In those years, he’s walked his baby girl down the aisle, gaining a son-in-law and a smart young grandson. Last year, he met her first-born, Jack, who has his grandfather’s smile. There have been trips to Disneyland and family holidays that those doctors didn’t see coming. There were hard times — cancer is a vindictive disease — but there were good times. I think one of the last times I saw him in person, other than her wedding, was at a pool party at his middle daughter’s house.

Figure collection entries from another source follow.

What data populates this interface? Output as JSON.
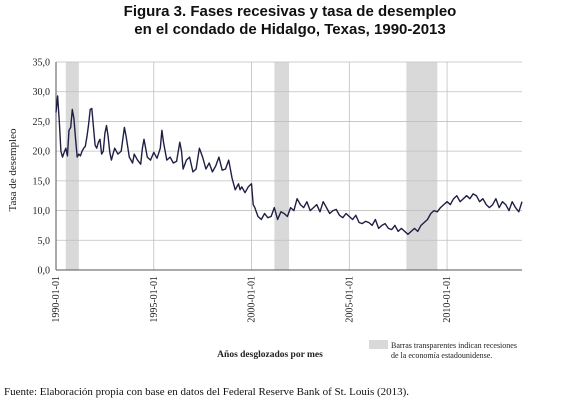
{
  "title_line1": "Figura 3. Fases recesivas y tasa de desempleo",
  "title_line2": "en el condado de Hidalgo, Texas, 1990-2013",
  "source": "Fuente: Elaboración propia con base en datos del Federal Reserve Bank of St. Louis (2013).",
  "colors": {
    "line": "#1f1f45",
    "recession": "#d9d9d9",
    "grid": "#bfbfbf",
    "axis": "#555555"
  },
  "chart_data": {
    "type": "line",
    "xlabel": "Años desglozados por mes",
    "ylabel": "Tasa de desempleo",
    "ylim": [
      0,
      35
    ],
    "xlim": [
      1990.0,
      2013.833
    ],
    "grid": true,
    "y_ticks": [
      "0,0",
      "5,0",
      "10,0",
      "15,0",
      "20,0",
      "25,0",
      "30,0",
      "35,0"
    ],
    "x_ticks": [
      {
        "label": "1990-01-01",
        "value": 1990
      },
      {
        "label": "1995-01-01",
        "value": 1995
      },
      {
        "label": "2000-01-01",
        "value": 2000
      },
      {
        "label": "2005-01-01",
        "value": 2005
      },
      {
        "label": "2010-01-01",
        "value": 2010
      }
    ],
    "legend": {
      "line1": "Barras transparentes indican recesiones",
      "line2": "de la economía estadounidense.",
      "placement": "bottom-right"
    },
    "recessions": [
      {
        "start": 1990.5,
        "end": 1991.17
      },
      {
        "start": 2001.17,
        "end": 2001.92
      },
      {
        "start": 2007.92,
        "end": 2009.5
      }
    ],
    "series": [
      {
        "x": [
          1990.0,
          1990.083,
          1990.167,
          1990.25,
          1990.333,
          1990.417,
          1990.5,
          1990.583,
          1990.667,
          1990.75,
          1990.833,
          1990.917,
          1991.0,
          1991.083,
          1991.167,
          1991.25,
          1991.333,
          1991.417,
          1991.5,
          1991.583,
          1991.667,
          1991.75,
          1991.833,
          1991.917,
          1992.0,
          1992.083,
          1992.167,
          1992.25,
          1992.333,
          1992.417,
          1992.5,
          1992.583,
          1992.667,
          1992.75,
          1992.833,
          1992.917,
          1993.0,
          1993.167,
          1993.333,
          1993.417,
          1993.5,
          1993.583,
          1993.75,
          1993.917,
          1994.0,
          1994.167,
          1994.333,
          1994.417,
          1994.5,
          1994.667,
          1994.833,
          1995.0,
          1995.167,
          1995.333,
          1995.417,
          1995.5,
          1995.667,
          1995.833,
          1996.0,
          1996.167,
          1996.333,
          1996.417,
          1996.5,
          1996.667,
          1996.833,
          1997.0,
          1997.167,
          1997.333,
          1997.5,
          1997.667,
          1997.833,
          1998.0,
          1998.167,
          1998.333,
          1998.5,
          1998.667,
          1998.833,
          1999.0,
          1999.167,
          1999.333,
          1999.417,
          1999.5,
          1999.667,
          1999.833,
          2000.0,
          2000.083,
          2000.167,
          2000.333,
          2000.5,
          2000.667,
          2000.833,
          2001.0,
          2001.167,
          2001.333,
          2001.5,
          2001.667,
          2001.833,
          2002.0,
          2002.167,
          2002.333,
          2002.5,
          2002.667,
          2002.833,
          2003.0,
          2003.167,
          2003.333,
          2003.5,
          2003.667,
          2003.833,
          2004.0,
          2004.167,
          2004.333,
          2004.5,
          2004.667,
          2004.833,
          2005.0,
          2005.167,
          2005.333,
          2005.5,
          2005.667,
          2005.833,
          2006.0,
          2006.167,
          2006.333,
          2006.5,
          2006.667,
          2006.833,
          2007.0,
          2007.167,
          2007.333,
          2007.5,
          2007.667,
          2007.833,
          2008.0,
          2008.167,
          2008.333,
          2008.5,
          2008.667,
          2008.833,
          2009.0,
          2009.167,
          2009.333,
          2009.5,
          2009.667,
          2009.833,
          2010.0,
          2010.167,
          2010.333,
          2010.5,
          2010.667,
          2010.833,
          2011.0,
          2011.167,
          2011.333,
          2011.5,
          2011.667,
          2011.833,
          2012.0,
          2012.167,
          2012.333,
          2012.5,
          2012.667,
          2012.833,
          2013.0,
          2013.167,
          2013.333,
          2013.5,
          2013.667,
          2013.833
        ],
        "values": [
          26.5,
          29.3,
          25.0,
          20.0,
          19.0,
          19.8,
          20.5,
          19.2,
          23.5,
          24.0,
          27.0,
          25.5,
          22.0,
          19.0,
          19.5,
          19.2,
          20.0,
          20.5,
          20.8,
          22.5,
          24.5,
          27.0,
          27.2,
          24.0,
          21.0,
          20.5,
          21.5,
          22.0,
          19.5,
          20.0,
          23.0,
          24.3,
          22.5,
          19.8,
          18.5,
          19.5,
          20.5,
          19.5,
          20.0,
          22.0,
          24.0,
          22.5,
          19.0,
          18.0,
          19.5,
          18.5,
          17.8,
          20.5,
          22.0,
          19.0,
          18.5,
          19.8,
          18.8,
          20.5,
          23.5,
          21.5,
          18.5,
          19.0,
          18.0,
          18.3,
          21.5,
          20.0,
          17.0,
          18.5,
          19.0,
          16.5,
          17.0,
          20.5,
          19.0,
          17.0,
          18.0,
          16.5,
          17.5,
          19.0,
          16.8,
          17.0,
          18.5,
          15.5,
          13.5,
          14.5,
          13.5,
          14.0,
          13.0,
          14.0,
          14.5,
          11.0,
          10.5,
          9.0,
          8.5,
          9.5,
          8.8,
          9.0,
          10.5,
          8.5,
          9.8,
          9.5,
          9.0,
          10.5,
          10.0,
          12.0,
          11.0,
          10.5,
          11.5,
          10.0,
          10.5,
          11.0,
          9.8,
          11.5,
          10.5,
          9.5,
          10.0,
          10.2,
          9.2,
          8.8,
          9.5,
          9.0,
          8.5,
          9.2,
          8.0,
          7.8,
          8.2,
          8.0,
          7.5,
          8.5,
          7.0,
          7.5,
          7.8,
          7.0,
          6.8,
          7.5,
          6.5,
          7.0,
          6.5,
          6.0,
          6.5,
          7.0,
          6.5,
          7.5,
          8.0,
          8.5,
          9.5,
          10.0,
          9.8,
          10.5,
          11.0,
          11.5,
          11.0,
          12.0,
          12.5,
          11.5,
          12.0,
          12.5,
          12.0,
          12.8,
          12.5,
          11.5,
          12.0,
          11.0,
          10.5,
          11.0,
          12.0,
          10.5,
          11.5,
          11.0,
          10.0,
          11.5,
          10.5,
          9.8,
          11.5
        ]
      }
    ]
  }
}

(Take that, cancer! POOL PARTY.)

For all these years, I’ve said, “Whenever you need me, whatever you need, I’ll get on a plane.” As you do. Part of that is being there for a friend, and part of that comes from memories of pretty much living at their house in my (our) early college years…from remembering that he had a nickname for me, and that he helped me move (my own dad never has).

This week, her dad returned home from his last clinical trial and is facing his final days with his family. It’s a gift to be able to talk to her whenever she needs to talk, to be able to rearrange a day and drive just half an hour to help out, rather than fly six hours and arrive too late. Because I’ve been there, and because, when I was, I had the unfailing support of nearby friends who act like family, it means everything to me that I can just be there when she needs me and go home (and not to her guest room) when she doesn’t.

In this time between what was and what will be, I am grateful for the opportunity to be present.

* Bean: 1. Very dear, sister-like friend of 17ish years. 2. Keeper of all Dumb Year secrets. 3. Vanilla ____ — the name of the perfume that earned her this nickname in high school. 4. Foundation of ancillary nickname “Beanie Weanie,” which I urge you never to call her.


2 thoughts on “The time between

  1. Bean says:

    Yes, please do not call me Beanie Weenie. Yuck. Love you! Thanks for all your support.